Contact Lenses Cause severe Type of Rare Infections & Total Vision Loss-New Study

A new study finds rare foci of rare eye infection in lens wearers in the United Kingdom

Researchers at University College London found that Acanthamoeba keratitis rates have almost tripled since 2011 in the south-east of England with corneal inflammation

A preventable infection causes the front of the eye, the cornea becomes painful and inflammation and contact is at greater risk.

To dig, the amoeba can penetrate through the eyeball and cause complete vision loss within a few weeks.

Between 2000 and 2003, eight to ten cases per year were recorded in the hospital, according to a study published in the British Journal of Ophthalmology.

This number has increased from 35 to 65 cases per year from 2011 to 2016.

The University of London (UCL) and the Moorfields Eye Hospital stated: “A study conducted in 2002 estimated the prevalence of Acanthamoeba keratitis in the south-east”.

25% of their sight or blind after suffering from the disease.

The Acanthamoeba research group has seen a triple increase in keratitis in the south-east of England since 2011.

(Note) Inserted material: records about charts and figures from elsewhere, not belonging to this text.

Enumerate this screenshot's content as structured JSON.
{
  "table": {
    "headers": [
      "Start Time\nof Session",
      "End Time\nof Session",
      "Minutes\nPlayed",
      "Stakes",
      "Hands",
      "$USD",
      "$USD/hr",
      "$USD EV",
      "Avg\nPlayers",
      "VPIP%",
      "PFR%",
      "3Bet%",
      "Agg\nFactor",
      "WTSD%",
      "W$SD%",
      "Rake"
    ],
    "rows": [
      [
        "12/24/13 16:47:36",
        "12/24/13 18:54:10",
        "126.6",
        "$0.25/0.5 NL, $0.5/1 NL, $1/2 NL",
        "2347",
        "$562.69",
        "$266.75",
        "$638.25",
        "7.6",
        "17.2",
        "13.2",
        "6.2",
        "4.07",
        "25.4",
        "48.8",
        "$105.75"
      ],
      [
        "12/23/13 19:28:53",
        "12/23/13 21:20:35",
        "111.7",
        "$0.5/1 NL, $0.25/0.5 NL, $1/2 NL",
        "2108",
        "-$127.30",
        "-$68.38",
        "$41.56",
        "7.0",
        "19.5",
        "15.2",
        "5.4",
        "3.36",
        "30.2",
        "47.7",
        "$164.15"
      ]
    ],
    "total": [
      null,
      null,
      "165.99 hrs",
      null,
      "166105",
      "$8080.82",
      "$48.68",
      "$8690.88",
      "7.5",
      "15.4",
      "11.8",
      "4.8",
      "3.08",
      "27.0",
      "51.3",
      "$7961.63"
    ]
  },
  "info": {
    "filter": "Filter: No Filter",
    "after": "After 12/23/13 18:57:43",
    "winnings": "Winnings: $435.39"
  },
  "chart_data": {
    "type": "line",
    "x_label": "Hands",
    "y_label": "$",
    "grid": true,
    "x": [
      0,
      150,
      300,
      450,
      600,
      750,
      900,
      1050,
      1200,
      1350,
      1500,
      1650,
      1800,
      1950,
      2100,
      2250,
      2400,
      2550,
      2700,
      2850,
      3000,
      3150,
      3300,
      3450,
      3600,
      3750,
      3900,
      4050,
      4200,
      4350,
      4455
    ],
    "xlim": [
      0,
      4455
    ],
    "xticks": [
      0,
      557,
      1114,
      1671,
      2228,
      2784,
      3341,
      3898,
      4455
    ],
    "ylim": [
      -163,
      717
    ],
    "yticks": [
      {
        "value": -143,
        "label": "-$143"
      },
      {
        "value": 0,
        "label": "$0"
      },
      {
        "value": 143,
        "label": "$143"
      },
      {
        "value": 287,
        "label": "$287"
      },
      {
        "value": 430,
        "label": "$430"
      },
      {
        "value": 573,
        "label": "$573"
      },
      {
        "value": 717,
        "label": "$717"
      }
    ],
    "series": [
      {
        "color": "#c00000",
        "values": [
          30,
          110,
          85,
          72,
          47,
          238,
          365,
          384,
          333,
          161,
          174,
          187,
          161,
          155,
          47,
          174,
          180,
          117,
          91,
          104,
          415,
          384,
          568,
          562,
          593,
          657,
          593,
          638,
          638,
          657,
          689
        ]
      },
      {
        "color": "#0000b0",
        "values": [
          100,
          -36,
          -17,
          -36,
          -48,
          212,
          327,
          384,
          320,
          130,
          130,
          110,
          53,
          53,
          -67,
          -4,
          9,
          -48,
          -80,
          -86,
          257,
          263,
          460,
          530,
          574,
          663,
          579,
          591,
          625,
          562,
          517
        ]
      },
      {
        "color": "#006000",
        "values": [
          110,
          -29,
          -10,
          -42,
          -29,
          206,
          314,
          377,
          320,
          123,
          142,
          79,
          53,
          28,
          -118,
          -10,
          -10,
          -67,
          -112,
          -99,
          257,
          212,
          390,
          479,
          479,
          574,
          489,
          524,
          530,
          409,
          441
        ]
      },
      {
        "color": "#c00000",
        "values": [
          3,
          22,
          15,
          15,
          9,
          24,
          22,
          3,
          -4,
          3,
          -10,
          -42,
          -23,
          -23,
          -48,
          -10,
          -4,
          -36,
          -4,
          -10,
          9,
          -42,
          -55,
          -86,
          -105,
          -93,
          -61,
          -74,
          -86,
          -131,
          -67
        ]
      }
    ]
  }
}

The case-control study included 63 people with Acanthamoeba keratitis and 213 without. They all completed a questionnaire, from which researchers found that the risk of developing the disease was more than three times higher in people with poor contact lens hygiene, people who did not always wash their hands before handling their lenses. , those who used a lens disinfectant containing Oxipol (now eliminated by the manufacturer) and for people who carried their contacts in pools or spas. Showering and washing your face while wearing contact lenses are also risk factors.

The lead author, Professor John Dart of the Institute of Ophthalmology and Moorfields Eye Hospital at UCL, said:

“This increase in the number of cases underscores the need for contact lens users to be aware of the risks.

It was clear that there is a problem,” he said. “Acanthamoeba keratitis is one of the worst corneal infections. and The disease is mostly preventable.

Irenie Ekkeshis, part of Acanthamoeba Keratitis Patient Support Group UK, said:

“It is absolutely imperative that regulators and those working in the optical sector take the findings seriously, and use the recommendations to take immediate and urgent action on prevention.

“Contact lenses are medical devices and should be supplied with warnings regarding safe use.”

Professor Dart Said during a Press Briefing

“People who wear reusable contact lenses need to make sure they thoroughly wash and dry their hands before handling contact lenses, and avoid wearing them while swimming, face washing or bathing. Daily disposable lenses, which eliminate the need for contact lens cases or solutions, may be safer and we are currently analysing our data to establish the risk factors for these,”

About The Disease

Acanthamoeba keratitis

  • Acanthamoeba keratitis is a disease of the eye that has made the surface in front of the eye, the cornea, painful and inflamed due to infection with acanthamoeba, a cyst that forms microorganisms.
  • It is a rare disease in which amoebae invade the cornea of ​​the eye. This can lead to permanent visual problems or blindness.
  • Acanthamoeba keratitis, recognized for the first time in 1973, is a rare parasitic infection that threatens vision and is more commonly found in contact lens wearers. It is often characterized by disproportionate pain compared to the results and the late clinical appearance of a stromal cycle infiltrate. It is difficult to diagnose and difficult to treat.
  • The most affected patients have less than 25% of their vision. Overall, 25% of those affected by corneal transplantation treat the disease or restore sight.